Riflessione, Coscienza e Sforzo sono infatti le qualità che Pessoa riconosce al surhomme, un uomo grande, superiore… l’uomo superiore infatti pensa con maggiore precisione, sente più profondamente, desidera in modo più immediato. È fortemente immaginativo e perspicace, è contemplativo e uomo d’azione … è genio e per questo è anche uomo disadattato, è uomo sofferente, frustrato, è uomo depresso e solo. E seppur tutto ciò rende spesso il genio vicino al folle, il primo mantiene comunque un contatto con l’ambiente, tende a distanziarsi solo dall’ambiente contiguo. Il Pessoa che ritroviamo ne Il libro del genio e della follia ci appare così un uomo che cerca di comprendere il proprio essere asociale, il suo sentirsi “estraneo”, incompreso, il suo essere “altro”, tentando – attraverso brevi saggi introversi – di superare la visione psicanalitica lombrosiana del suo tempo – che mette in relazione genio e follia senza marcarne confini chiari.

Quello di Pessoa può sembrarci così apparentemente un monologo, se si vuole un vaniloquio, un delirio: in realtà è un dialogo incerto, un dialogo con interlocutori inesistenti, in certi casi una conversazione mancata.

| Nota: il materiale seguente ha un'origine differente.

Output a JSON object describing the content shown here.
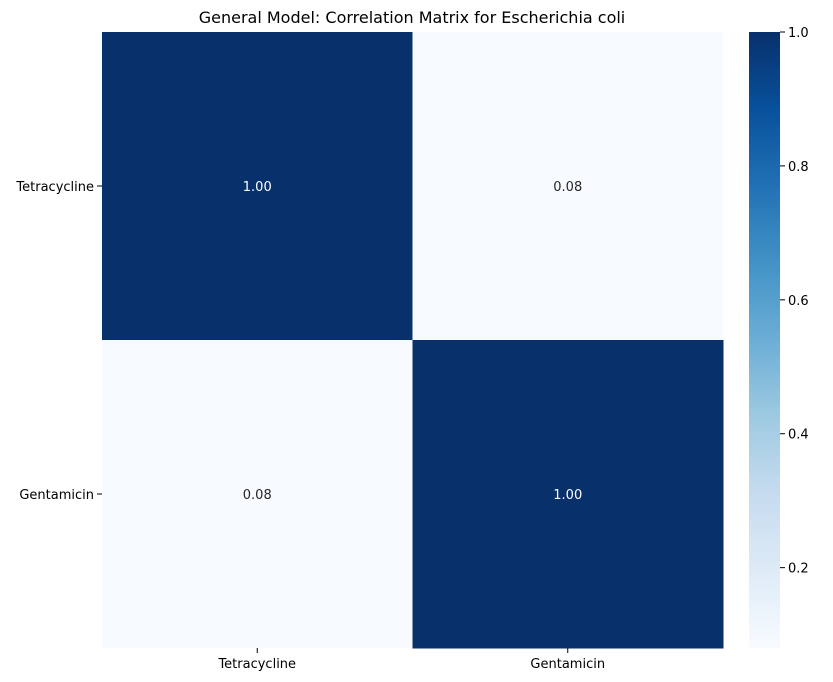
{
  "chart_data": {
    "type": "heatmap",
    "title": "General Model: Correlation Matrix for Escherichia coli",
    "x_categories": [
      "Tetracycline",
      "Gentamicin"
    ],
    "y_categories": [
      "Tetracycline",
      "Gentamicin"
    ],
    "values": [
      [
        1.0,
        0.08
      ],
      [
        0.08,
        1.0
      ]
    ],
    "cell_labels": [
      [
        "1.00",
        "0.08"
      ],
      [
        "0.08",
        "1.00"
      ]
    ],
    "colormap": "Blues",
    "vmin": 0.08,
    "vmax": 1.0,
    "colorbar_ticks": [
      "0.2",
      "0.4",
      "0.6",
      "0.8",
      "1.0"
    ],
    "colorbar_tick_values": [
      0.2,
      0.4,
      0.6,
      0.8,
      1.0
    ],
    "colors": {
      "cmap": [
        "#f7fbff",
        "#deebf7",
        "#c6dbef",
        "#9ecae1",
        "#6baed6",
        "#4292c6",
        "#2171b5",
        "#08519c",
        "#08306b"
      ]
    }
  }
}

Nella sua paranoia di poeta che odia lo sguardo altrui e si rifugia nella solitudine di una scrittura occultata, con la sua metafora dell’espelho partido (lo specchio infranto), egli usa l’eteronomia come modo di vedersi e di vedere il mondo. Dunque è questo il terreno in cui si muove Pessoa. Un soggetto che patisce tra genialità e follia – follia come esperienza di spersonalizzazione (Barthes, 2010) – la propria precarietà, il proprio non-senso, la propria sostanza imperfetta. E seppure l’immaginazione letteraria suppone che altri siano noi e che debbano sentire come noi, ogni uomo è soltanto chi è e “al genio è concesso soltanto di essere qualche persona in più” (Pessoa, 2011).

 


 

LETTURE

  Barthes Roland, Dove lei non è, Einaudi, Torino, 2010.
  Bove Emmanuel, La coalizione, Lavieri Edizioni, S. Angelo in Formis, 2011.
 Galimberti Umberto, Eros e Psiche, Albo Versorio, Milano, 2012.
 Platone, Fedro, Bompiani, Milano, 2000.
  Pessoa Fernando, Il libro dell’inquietudine di Bernardo Soares, Feltrinelli, Milano, 2011.